Last week it was announced “Solo: A Star Wars  Film” would have a different name for Chinese audiences.  Disney execs were concerned the brand was sullied with the last film and the name association would work against potential revenue.  This summer, when the film opens in China, it’ll be known as “Ranger Solo.”
Last December, the New York Times published an opinion piece by Chinese filmmaker Zhang Yimou.
Zhang said, “Chinese audiences provide Hollywood with huge profits, but what does China’s film industry gain in return?” The answer is money. China makes more off of Hollywood films than any foreign country ever has, and does so with less overhead. 
Maybe Zhang was a little bitter after making “Great Wall” with Matt Damon, only to see it flop in the US? 

There’s no demand for Chinese or other foreign films in the US market. If there were, the Chinese-owned AMC theater chain, the largest film exhibition company in the world, would play Chinese films.  


When US audiences see the word “subtitled” next to a film, it’s treated like a warning label. The Chinese grew up watching tv and films with subtitles, so for them, it isn't an issue.
China's US film policy is centered on playing films that are, for the most part, box office guarantees.  “Warcraft” was an anomaly like no other film.  It was a winning lottery ticket for Hollywood, and another win-win that is often ignored.
Today, Biden doesn’t work at the White House, but Peter Navarro, director of the White House National Trade Council does.
Before Trump appointed Navarro to the new post tailored for him, he was a documentary filmmaker.  

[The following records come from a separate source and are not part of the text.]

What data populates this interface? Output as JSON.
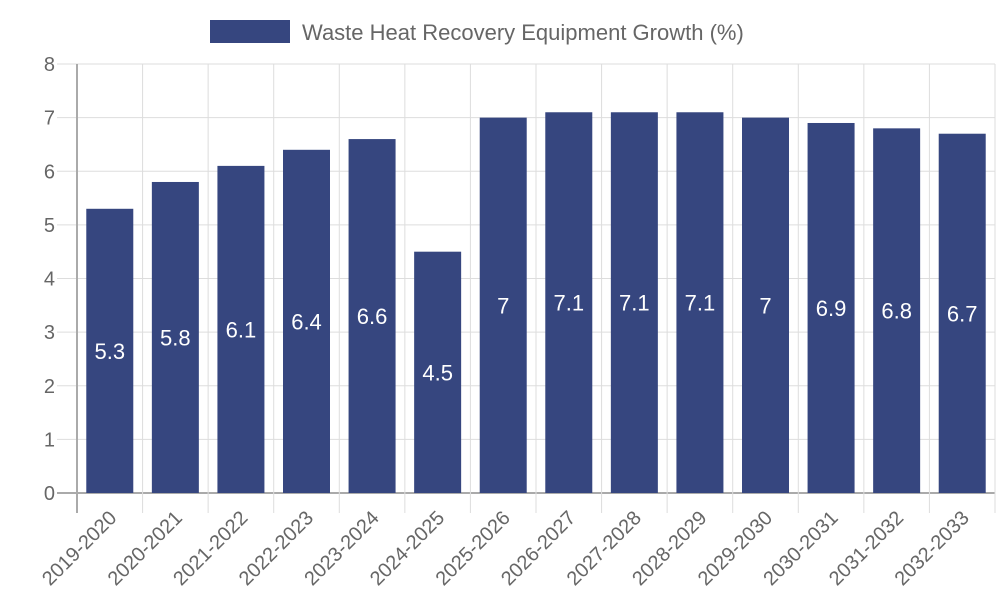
{
  "chart_data": {
    "type": "bar",
    "title": "",
    "legend": {
      "label": "Waste Heat Recovery Equipment Growth (%)",
      "placement": "top-center"
    },
    "categories": [
      "2019-2020",
      "2020-2021",
      "2021-2022",
      "2022-2023",
      "2023-2024",
      "2024-2025",
      "2025-2026",
      "2026-2027",
      "2027-2028",
      "2028-2029",
      "2029-2030",
      "2030-2031",
      "2031-2032",
      "2032-2033"
    ],
    "series": [
      {
        "name": "Waste Heat Recovery Equipment Growth (%)",
        "values": [
          5.3,
          5.8,
          6.1,
          6.4,
          6.6,
          4.5,
          7,
          7.1,
          7.1,
          7.1,
          7,
          6.9,
          6.8,
          6.7
        ],
        "color": "#36467f"
      }
    ],
    "yticks": [
      "0",
      "1",
      "2",
      "3",
      "4",
      "5",
      "6",
      "7",
      "8"
    ],
    "ylim": [
      0,
      8
    ],
    "xlabel": "",
    "ylabel": "",
    "grid": true,
    "data_labels": true
  }
}
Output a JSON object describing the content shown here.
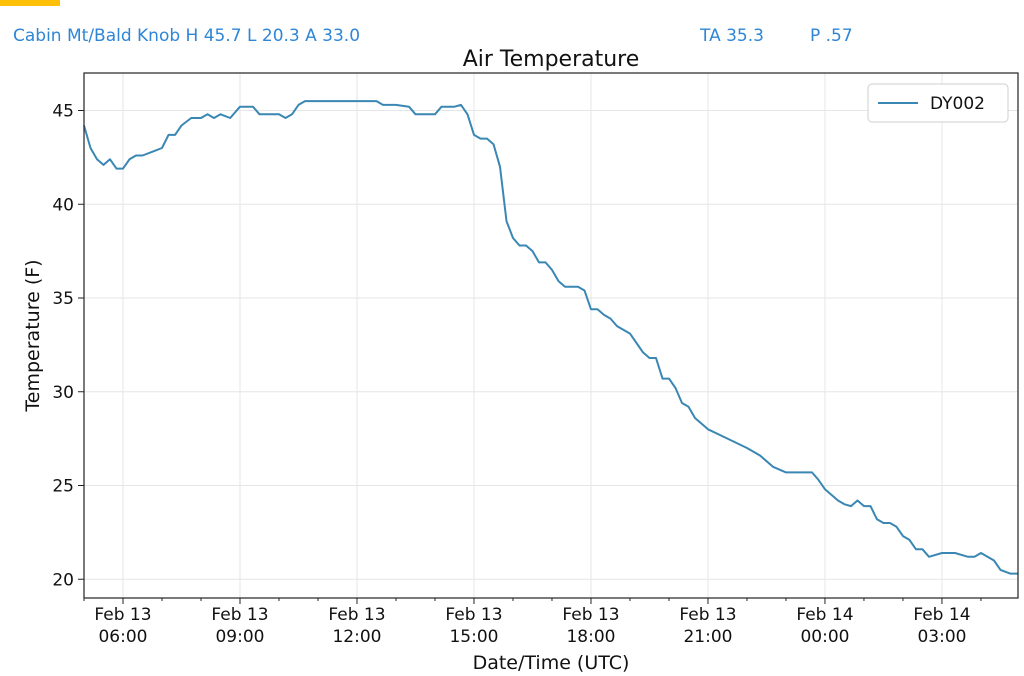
{
  "header": {
    "station_summary": "Cabin Mt/Bald Knob H 45.7 L 20.3 A 33.0",
    "ta": "TA 35.3",
    "p": "P .57",
    "accent_color": "#ffc107",
    "text_color": "#2f86d6"
  },
  "chart_data": {
    "type": "line",
    "title": "Air Temperature",
    "xlabel": "Date/Time (UTC)",
    "ylabel": "Temperature (F)",
    "ylim": [
      19,
      47
    ],
    "xlim": [
      "2026-02-13T05:00",
      "2026-02-14T04:57"
    ],
    "grid": true,
    "legend": "top-right",
    "y_ticks": [
      20,
      25,
      30,
      35,
      40,
      45
    ],
    "x_ticks": [
      {
        "at": "2026-02-13T06:00",
        "date": "Feb 13",
        "time": "06:00"
      },
      {
        "at": "2026-02-13T09:00",
        "date": "Feb 13",
        "time": "09:00"
      },
      {
        "at": "2026-02-13T12:00",
        "date": "Feb 13",
        "time": "12:00"
      },
      {
        "at": "2026-02-13T15:00",
        "date": "Feb 13",
        "time": "15:00"
      },
      {
        "at": "2026-02-13T18:00",
        "date": "Feb 13",
        "time": "18:00"
      },
      {
        "at": "2026-02-13T21:00",
        "date": "Feb 13",
        "time": "21:00"
      },
      {
        "at": "2026-02-14T00:00",
        "date": "Feb 14",
        "time": "00:00"
      },
      {
        "at": "2026-02-14T03:00",
        "date": "Feb 14",
        "time": "03:00"
      }
    ],
    "series": [
      {
        "name": "DY002",
        "color": "#3a87b4",
        "x": [
          "2026-02-13T05:00",
          "2026-02-13T05:10",
          "2026-02-13T05:20",
          "2026-02-13T05:30",
          "2026-02-13T05:40",
          "2026-02-13T05:50",
          "2026-02-13T06:00",
          "2026-02-13T06:10",
          "2026-02-13T06:20",
          "2026-02-13T06:30",
          "2026-02-13T06:45",
          "2026-02-13T07:00",
          "2026-02-13T07:10",
          "2026-02-13T07:20",
          "2026-02-13T07:30",
          "2026-02-13T07:45",
          "2026-02-13T08:00",
          "2026-02-13T08:10",
          "2026-02-13T08:20",
          "2026-02-13T08:30",
          "2026-02-13T08:45",
          "2026-02-13T09:00",
          "2026-02-13T09:20",
          "2026-02-13T09:30",
          "2026-02-13T09:40",
          "2026-02-13T10:00",
          "2026-02-13T10:10",
          "2026-02-13T10:20",
          "2026-02-13T10:30",
          "2026-02-13T10:40",
          "2026-02-13T11:00",
          "2026-02-13T11:30",
          "2026-02-13T12:00",
          "2026-02-13T12:30",
          "2026-02-13T12:40",
          "2026-02-13T13:00",
          "2026-02-13T13:20",
          "2026-02-13T13:30",
          "2026-02-13T13:50",
          "2026-02-13T14:00",
          "2026-02-13T14:10",
          "2026-02-13T14:30",
          "2026-02-13T14:40",
          "2026-02-13T14:50",
          "2026-02-13T15:00",
          "2026-02-13T15:10",
          "2026-02-13T15:20",
          "2026-02-13T15:30",
          "2026-02-13T15:40",
          "2026-02-13T15:50",
          "2026-02-13T16:00",
          "2026-02-13T16:10",
          "2026-02-13T16:20",
          "2026-02-13T16:30",
          "2026-02-13T16:40",
          "2026-02-13T16:50",
          "2026-02-13T17:00",
          "2026-02-13T17:10",
          "2026-02-13T17:20",
          "2026-02-13T17:40",
          "2026-02-13T17:50",
          "2026-02-13T18:00",
          "2026-02-13T18:10",
          "2026-02-13T18:20",
          "2026-02-13T18:30",
          "2026-02-13T18:40",
          "2026-02-13T18:50",
          "2026-02-13T19:00",
          "2026-02-13T19:10",
          "2026-02-13T19:20",
          "2026-02-13T19:30",
          "2026-02-13T19:40",
          "2026-02-13T19:50",
          "2026-02-13T20:00",
          "2026-02-13T20:10",
          "2026-02-13T20:20",
          "2026-02-13T20:30",
          "2026-02-13T20:40",
          "2026-02-13T21:00",
          "2026-02-13T21:30",
          "2026-02-13T22:00",
          "2026-02-13T22:20",
          "2026-02-13T22:40",
          "2026-02-13T23:00",
          "2026-02-13T23:20",
          "2026-02-13T23:30",
          "2026-02-13T23:40",
          "2026-02-13T23:50",
          "2026-02-14T00:00",
          "2026-02-14T00:10",
          "2026-02-14T00:20",
          "2026-02-14T00:30",
          "2026-02-14T00:40",
          "2026-02-14T00:50",
          "2026-02-14T01:00",
          "2026-02-14T01:10",
          "2026-02-14T01:20",
          "2026-02-14T01:30",
          "2026-02-14T01:40",
          "2026-02-14T01:50",
          "2026-02-14T02:00",
          "2026-02-14T02:10",
          "2026-02-14T02:20",
          "2026-02-14T02:30",
          "2026-02-14T02:40",
          "2026-02-14T03:00",
          "2026-02-14T03:20",
          "2026-02-14T03:40",
          "2026-02-14T03:50",
          "2026-02-14T04:00",
          "2026-02-14T04:10",
          "2026-02-14T04:20",
          "2026-02-14T04:30",
          "2026-02-14T04:45",
          "2026-02-14T04:57"
        ],
        "values": [
          44.2,
          43.0,
          42.4,
          42.1,
          42.4,
          41.9,
          41.9,
          42.4,
          42.6,
          42.6,
          42.8,
          43.0,
          43.7,
          43.7,
          44.2,
          44.6,
          44.6,
          44.8,
          44.6,
          44.8,
          44.6,
          45.2,
          45.2,
          44.8,
          44.8,
          44.8,
          44.6,
          44.8,
          45.3,
          45.5,
          45.5,
          45.5,
          45.5,
          45.5,
          45.3,
          45.3,
          45.2,
          44.8,
          44.8,
          44.8,
          45.2,
          45.2,
          45.3,
          44.8,
          43.7,
          43.5,
          43.5,
          43.2,
          42.0,
          39.1,
          38.2,
          37.8,
          37.8,
          37.5,
          36.9,
          36.9,
          36.5,
          35.9,
          35.6,
          35.6,
          35.4,
          34.4,
          34.4,
          34.1,
          33.9,
          33.5,
          33.3,
          33.1,
          32.6,
          32.1,
          31.8,
          31.8,
          30.7,
          30.7,
          30.2,
          29.4,
          29.2,
          28.6,
          28.0,
          27.5,
          27.0,
          26.6,
          26.0,
          25.7,
          25.7,
          25.7,
          25.7,
          25.3,
          24.8,
          24.5,
          24.2,
          24.0,
          23.9,
          24.2,
          23.9,
          23.9,
          23.2,
          23.0,
          23.0,
          22.8,
          22.3,
          22.1,
          21.6,
          21.6,
          21.2,
          21.4,
          21.4,
          21.2,
          21.2,
          21.4,
          21.2,
          21.0,
          20.5,
          20.3,
          20.3
        ]
      }
    ]
  }
}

His film “Death by China” was a streaming platform hit that became his White House calling card. 
After Jared Kushner watched the documentary, he suggested that his father-in-law hire Navarro to help run the presidential campaign. 
When Trump visited President Xi in Beijing last November, Navarro wasn’t invited. Film contract renegotiations didn’t come up, or if they did, Trump wasn’t able to change anything.
The US has proven year after year that flooding the market with garbage just because you can, doesn’t work.
And to make matters worse, US cinema programming has made insularity a virtue.
In November, China announced it would screen the Russian film “Viking” on 10,000 screens.  The historical epic was one of the top international films of 2016, and the third most successful Russian film ever made. It has since played in over 80 countries.  
The film didn’t play in US theaters.
The last sentence of Zhang’s NYT opinion piece read, “Both sides must travel farther than they imagined in order to know each other better and explore the possibilities for a fantastic future.”
It was a comment that fell on deaf years.